Gabriel was a third-grader attending Carson Elementary in West Price Hill when he committed suicide Jan. 26, 2017. Just days before, he was attacked in the school bathroom and knocked unconscious for more than seven minutes, according to court documents.
CPS rules require that paramedics are summoned after a minute of unconsciousness, but officials failed to do so in Gabriel's case.
Gabriel suffered a head injury during the attack. But Cornelia Reynolds, Gabriel's mother, was told by the school nurse that he had fainted and did not require hospital care, the court documents stated.

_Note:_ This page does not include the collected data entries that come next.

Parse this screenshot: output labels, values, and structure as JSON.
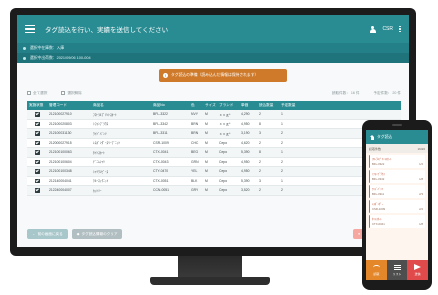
{
  "app": {
    "title": "タグ読込を行い、実績を送信してください",
    "user": "CSR"
  },
  "sub": {
    "line1": "選択中在庫数：入庫",
    "line2": "選択中出荷数：2021/09/06 100-004"
  },
  "notice": {
    "text": "タグ読込の準備（読み込んだ情報は保持されます）"
  },
  "toolbar": {
    "select_all": "全て選択",
    "deselect_all": "選択解除",
    "count_label": "読取件数：",
    "count_value": "16 件",
    "planned_label": "予定件数：",
    "planned_value": "20 件"
  },
  "table": {
    "headers": [
      "実施状態",
      "管理コード",
      "商品名",
      "商品No",
      "色",
      "サイズ",
      "ブランド",
      "単価",
      "読込数量",
      "予定数量",
      ""
    ],
    "rows": [
      [
        "212100027910",
        "ﾌﾛｰﾗﾙﾌﾟﾘﾝﾄｽｶｰﾄ",
        "BFL-3322",
        "NVY",
        "M",
        "ｘｘｇ*",
        "4,290",
        "2",
        "1"
      ],
      [
        "212100020803",
        "ｼﾌｫﾝﾌﾞﾗｳｽ",
        "BFL-3342",
        "BRN",
        "M",
        "ｘｘｇ*",
        "4,950",
        "8",
        "1"
      ],
      [
        "212100031130",
        "ﾜｲﾄﾞﾊﾟﾝﾂ",
        "BFL-3311",
        "BRN",
        "M",
        "ｘｘｇ*",
        "3,190",
        "3",
        "2"
      ],
      [
        "212000027915",
        "ﾚｽﾎﾞﾝﾀﾞｰｽﾘｰﾌﾞﾆｯﾄ",
        "CSR-1009",
        "CHC",
        "M",
        "Cepo",
        "4,620",
        "2",
        "2"
      ],
      [
        "212100100063",
        "ﾀｲﾄｽｶｰﾄ",
        "CTX-0041",
        "BEG",
        "M",
        "Cepo",
        "5,390",
        "8",
        "1"
      ],
      [
        "212100100604",
        "ﾃﾞﾆﾑｼｬﾂ",
        "CTX-0043",
        "GRN",
        "M",
        "Cepo",
        "4,950",
        "2",
        "2"
      ],
      [
        "212100100348",
        "ｼｬﾂﾜﾝﾋﾟｰｽ",
        "CTY-0470",
        "YEL",
        "M",
        "Cepo",
        "4,950",
        "2",
        "2"
      ],
      [
        "212140004041",
        "ｸﾙｰﾈｯｸﾆｯﾄ",
        "CTX-0051",
        "BLK",
        "M",
        "Cepo",
        "5,390",
        "3",
        "1"
      ],
      [
        "212240004007",
        "ｶｯﾄｿｰ",
        "CCN-0051",
        "GRY",
        "M",
        "Cepo",
        "3,520",
        "2",
        "2"
      ]
    ]
  },
  "buttons": {
    "back": "前の画面に戻る",
    "tag_clear": "タグ読込情報のクリア",
    "send": "送信"
  },
  "phone": {
    "title": "タグ読込",
    "sub_left": "読取件数",
    "sub_right": "16/20",
    "cards": [
      {
        "name": "ﾌﾛｰﾗﾙﾌﾟﾘﾝﾄｽｶｰﾄ",
        "code": "BFL-3322",
        "qty": "1/2"
      },
      {
        "name": "ｼﾌｫﾝﾌﾞﾗｳｽ",
        "code": "BFL-3342",
        "qty": "1/8"
      },
      {
        "name": "ﾜｲﾄﾞﾊﾟﾝﾂ",
        "code": "BFL-3311",
        "qty": "2/3"
      },
      {
        "name": "ﾚｽﾎﾞﾝﾀﾞｰ",
        "code": "CSR-1009",
        "qty": "2/2"
      },
      {
        "name": "ﾀｲﾄｽｶｰﾄ",
        "code": "CTX-0041",
        "qty": "1/8"
      }
    ],
    "foot": [
      "読取",
      "リスト",
      "送信"
    ]
  }
}
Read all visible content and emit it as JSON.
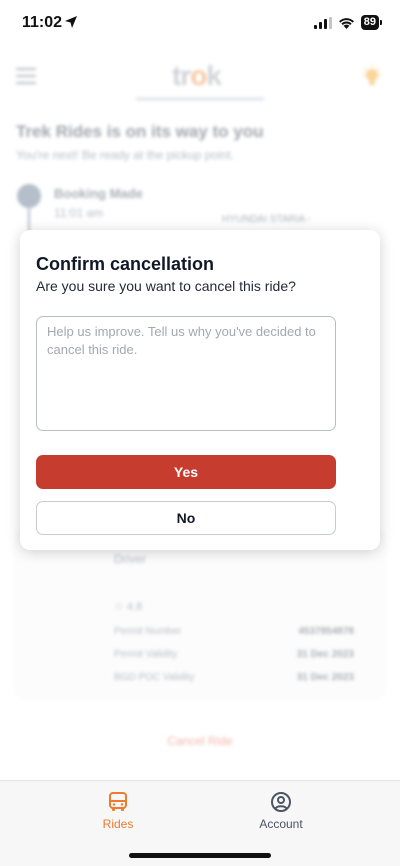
{
  "status_bar": {
    "time": "11:02",
    "battery": "89"
  },
  "app": {
    "logo_prefix": "tr",
    "logo_o": "o",
    "logo_suffix": "k",
    "title": "Trek Rides is on its way to you",
    "subtitle": "You're next! Be ready at the pickup point.",
    "step": {
      "title": "Booking Made",
      "time": "11:01 am"
    },
    "vehicle": "HYUNDAI STARIA -",
    "driver_label": "Driver",
    "rating": "4.8",
    "rows": [
      {
        "label": "Permit Number",
        "value": "4537854878"
      },
      {
        "label": "Permit Validity",
        "value": "31 Dec 2023"
      },
      {
        "label": "BGD POC Validity",
        "value": "31 Dec 2023"
      }
    ],
    "cancel_link": "Cancel Ride"
  },
  "dialog": {
    "title": "Confirm cancellation",
    "subtitle": "Are you sure you want to cancel this ride?",
    "textarea_placeholder": "Help us improve. Tell us why you've decided to cancel this ride.",
    "textarea_value": "",
    "yes_label": "Yes",
    "no_label": "No"
  },
  "tab_bar": {
    "tabs": [
      {
        "label": "Rides",
        "icon": "bus-icon",
        "active": true
      },
      {
        "label": "Account",
        "icon": "account-icon",
        "active": false
      }
    ]
  },
  "colors": {
    "accent": "#f07a2e",
    "danger": "#c63d2f"
  }
}
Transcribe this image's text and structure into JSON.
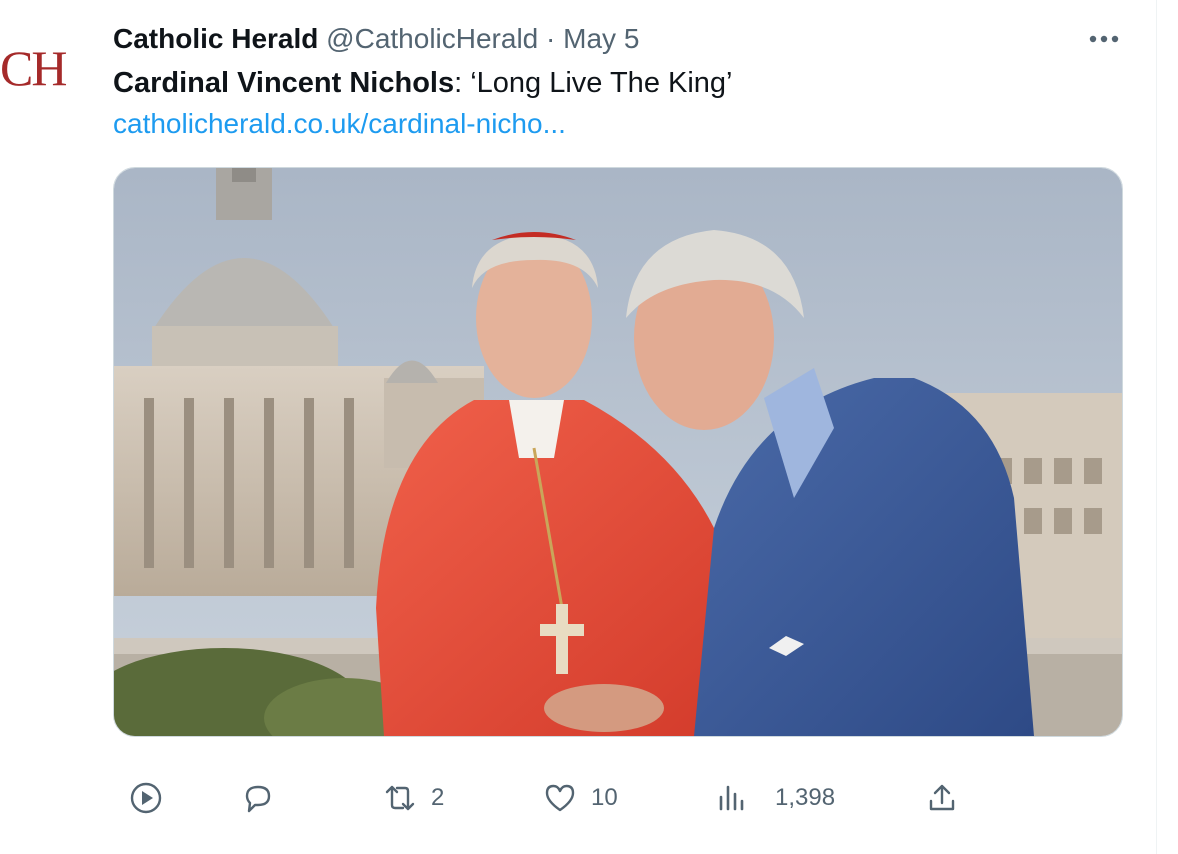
{
  "tweet": {
    "avatar_text": "CH",
    "author_name": "Catholic Herald",
    "handle": "@CatholicHerald",
    "separator": "·",
    "date": "May 5",
    "text_bold": "Cardinal Vincent Nichols",
    "text_rest": ": ‘Long Live The King’",
    "link": "catholicherald.co.uk/cardinal-nicho..."
  },
  "actions": {
    "play": {
      "icon": "play-circle-icon"
    },
    "reply": {
      "icon": "reply-icon"
    },
    "retweet": {
      "icon": "retweet-icon",
      "count": "2"
    },
    "like": {
      "icon": "heart-icon",
      "count": "10"
    },
    "views": {
      "icon": "analytics-icon",
      "count": "1,398"
    },
    "share": {
      "icon": "share-icon"
    }
  },
  "colors": {
    "link": "#1d9bf0",
    "muted": "#536471",
    "text": "#0f1419",
    "avatar": "#a52a2a"
  }
}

That night, Reynolds took her son to Cincinnati Children's Hospital Medical Center where he was treated for an upset stomach and sent home.
Gabriel was bullied again when he returned to school two days later. That same night he took his own life.
This was just one of 12 incidents that occurred between Gabriel's first grade and third grade years and Carson Elementary, the court documents stated.
Gabriel's family alleges there was a pattern of bullying that school officials concealed and that information about these incidents was only uncovered after his death.
After the family sued, CPS asked U.S. District Judge Timothy S. Black in Cincinnati to dismiss the case. But in 2018, Black ruled the case should go to trial, citing evidence that school officials had downplayed or concealed the bullying.
"The fact that Carson officially reported zero incidents of bullying in the first half of Taye's third-grade year, even though the behavior log documented several events described as bullying, may ultimately show that the board defendants were aware that bullying was being concealed at Carson," Black wrote in his decision.
In December 2019, CPS appealed to the Sixth Circuit in an effort to overturn Black's decision.
Gabriel's death served to demonstrate the rise in youth suicide both regionally and nationally. A 2018 report by the Centers for Disease Control and Prevention found that suicide as a cause of death in Ohio rose by more than 30% from 1999 to 2016.